One of the biggest challenges of the next few years is going to be finding a way to take all the data we are collecting on people-- both wittingly and unwittingly-- and do something with it that won’t make us feel like we’ve walked onto the set of a latter-day 1984. (The Orwell novel, not the Apple ad.)
Many of the scenarios I’ve seen laid out are sort of creepy and user-unfriendly. Stores that text us to ask how we liked those jeans we bought a few months back the second we walk into the store. Restaurants we've eaten at that try and lure us in with lunchtime discounts sent via text message just because it’s 12:30 and we happen to be nearby.
What’s scary isn’t so much that these scenarios are being put out there; it’s that they’re more than likely, given the overzealous nature of many marketers and their strong desire to push a controlled, pre-scripted message to consumers (albeit in the guise of a conversation.)
The push-pull here (both literally and figuratively) is going to be who is in control of when and why the information gets delivered. If it’s lunchtime and I am looking for a place to eat or if I’d like to see which of my favorite restaurants has a deal for me, then I want to be able to push the “lunch deals” app on my phone and see what’s available. (I’d even be open to an exchange where, say, I posted a message to one of my social networks in exchange for a 10% discount. Particularly if I really liked the restaurant.)

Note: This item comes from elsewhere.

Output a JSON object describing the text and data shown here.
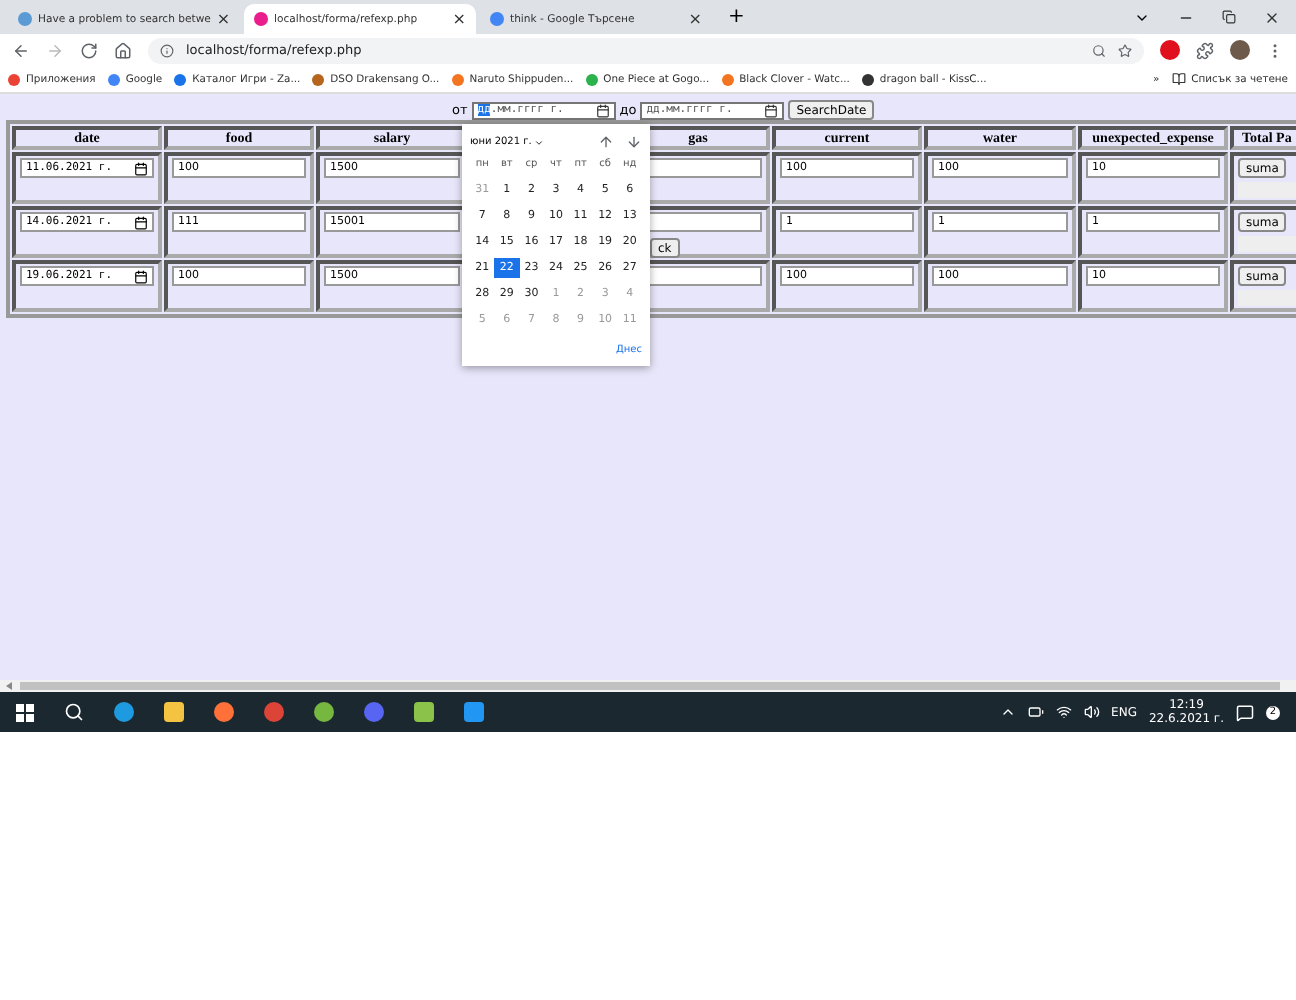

What I do not want are random assaults. I don’t mind seeing advertising messages when I am actively looking for something. But often as not, I know exactly what I am in the mood for at lunchtime. And I’ll gladly pay the extra fifty cents that undiscounted slice of pizza will cost me and have zero interest in receiving a stream of ads all touting their amazing discounts shouting at me like some digital carnival barkers.
Same way when I walk into the Gap, I’m either there for a reason or I’m killing time. If I’m looking for suggestions or directions, I’ll ask. But a database is never going to feel like a person. A person can usually read my body language and know that I am not in the mood to chat or receive follow-up questions or upsell attempts. But the hypothetical database John Battelle suggested in a recent post is a regular Chatty Cathy, bugging me to buy a sweater for my kids, pointing out items on sale and otherwise making a nuisance of itself.
The key to success on the semantic web is going to be finding a way to be unobtrusive. To let customers call the shots and tell you just how much input they want-- to let them have their hand on the virtual spigot so they can increase or decrease the flow of information from brands-- even brands they like-- because people rarely want an unimpeded flow of commercial messaging.
Or, to put it more succinctly: we want to hear from brands when we want to hear from them. Not whenever they feel like chatting.
Sort of the same reason there’s caller ID.